Una mano ne rincorre un’altra su una superficie tondeggiante. Altrove un volto si specchia in un altro, ma nel mentre le fisionomie hanno subito una netta metamorfosi. Poi un segno nero invade aree concave, quelli bianchi fanno vibrare vasellame e portacandele.
La costante è il segno, che accarezza e poi scava. Talvolta penetra con veemenza la materia, mentre due mani ‒ anzi, quattro ‒ l’hanno già modificata, plasmando forme contorte o lineari, esaltando eroticamente la struttura che diventa scultura, anche quando è un vaso o un piatto. Sono le ceramiche – forse sono oltre duecento, tra quelle grandi e le più piccole – che Kiasmo (ovvero il designer Vincenzo D’Alba) e Antonio Marras hanno prodotto negli ultimi mesi (si racconta di sedute di lavoro estenuanti e Marras scherzando ci dice che è stato letteralmente “sequestrato” nel laboratorio) nella bottega dei Fratelli Colì di Cutrofiano.

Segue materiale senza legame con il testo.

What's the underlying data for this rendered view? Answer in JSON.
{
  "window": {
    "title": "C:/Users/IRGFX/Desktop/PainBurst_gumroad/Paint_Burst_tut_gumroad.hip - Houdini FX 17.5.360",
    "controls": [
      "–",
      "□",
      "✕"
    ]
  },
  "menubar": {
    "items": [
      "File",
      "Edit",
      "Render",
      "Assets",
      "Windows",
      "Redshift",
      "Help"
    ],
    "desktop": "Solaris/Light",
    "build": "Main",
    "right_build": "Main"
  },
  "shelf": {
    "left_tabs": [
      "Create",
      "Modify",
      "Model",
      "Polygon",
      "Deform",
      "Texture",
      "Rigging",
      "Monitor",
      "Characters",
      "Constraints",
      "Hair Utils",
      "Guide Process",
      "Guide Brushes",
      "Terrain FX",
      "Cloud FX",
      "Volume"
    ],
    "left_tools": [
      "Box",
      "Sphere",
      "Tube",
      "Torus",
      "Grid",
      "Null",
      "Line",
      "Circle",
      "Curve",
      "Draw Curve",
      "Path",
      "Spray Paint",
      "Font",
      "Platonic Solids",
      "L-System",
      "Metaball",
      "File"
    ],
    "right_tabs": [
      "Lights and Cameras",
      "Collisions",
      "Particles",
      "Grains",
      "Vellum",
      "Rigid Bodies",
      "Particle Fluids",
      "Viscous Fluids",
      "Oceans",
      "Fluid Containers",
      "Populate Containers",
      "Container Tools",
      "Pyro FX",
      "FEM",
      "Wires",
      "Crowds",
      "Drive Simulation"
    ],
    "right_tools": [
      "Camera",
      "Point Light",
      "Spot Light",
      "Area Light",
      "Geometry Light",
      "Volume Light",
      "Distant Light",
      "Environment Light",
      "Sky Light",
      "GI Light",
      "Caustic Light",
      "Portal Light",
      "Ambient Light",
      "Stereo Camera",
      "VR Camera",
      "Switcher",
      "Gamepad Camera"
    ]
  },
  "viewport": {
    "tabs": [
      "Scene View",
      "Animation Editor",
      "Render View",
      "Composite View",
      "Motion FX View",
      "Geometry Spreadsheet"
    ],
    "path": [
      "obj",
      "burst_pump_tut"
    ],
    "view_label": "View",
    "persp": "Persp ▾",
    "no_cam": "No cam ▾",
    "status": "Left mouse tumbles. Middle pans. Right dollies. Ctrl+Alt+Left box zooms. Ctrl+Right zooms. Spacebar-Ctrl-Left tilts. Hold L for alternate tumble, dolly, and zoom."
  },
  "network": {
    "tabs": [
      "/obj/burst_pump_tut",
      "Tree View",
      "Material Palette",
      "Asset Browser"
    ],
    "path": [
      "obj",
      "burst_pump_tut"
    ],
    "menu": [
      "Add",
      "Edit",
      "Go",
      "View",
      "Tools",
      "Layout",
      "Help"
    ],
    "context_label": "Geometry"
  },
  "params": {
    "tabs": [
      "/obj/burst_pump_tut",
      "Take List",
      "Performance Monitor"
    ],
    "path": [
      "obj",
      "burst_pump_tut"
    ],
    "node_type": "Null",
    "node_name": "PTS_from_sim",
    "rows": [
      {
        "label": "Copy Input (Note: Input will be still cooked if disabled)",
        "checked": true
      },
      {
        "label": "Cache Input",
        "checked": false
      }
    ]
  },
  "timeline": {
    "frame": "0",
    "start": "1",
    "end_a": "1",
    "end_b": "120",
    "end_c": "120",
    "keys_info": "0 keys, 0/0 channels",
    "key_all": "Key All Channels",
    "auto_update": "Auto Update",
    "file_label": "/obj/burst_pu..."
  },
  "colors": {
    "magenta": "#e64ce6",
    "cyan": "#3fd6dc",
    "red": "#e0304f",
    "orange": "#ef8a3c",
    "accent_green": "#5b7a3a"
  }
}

Vederle tutte insieme nello spazio NonostanteMarras è un colpo d’occhio. Ci sono le forme plastiche alte oltre due metri (una scacchiera di visi, tracce, bianchi e neri) e i piccoli oggetti. C’è il segno voluttuoso del pennello e, soprattutto, c’è una grande intesa che unisce progettualità e creatività differenti per un progetto – voluto dal direttore creativo di Kiasmo, Francesco Maggiore, discreto e brillante.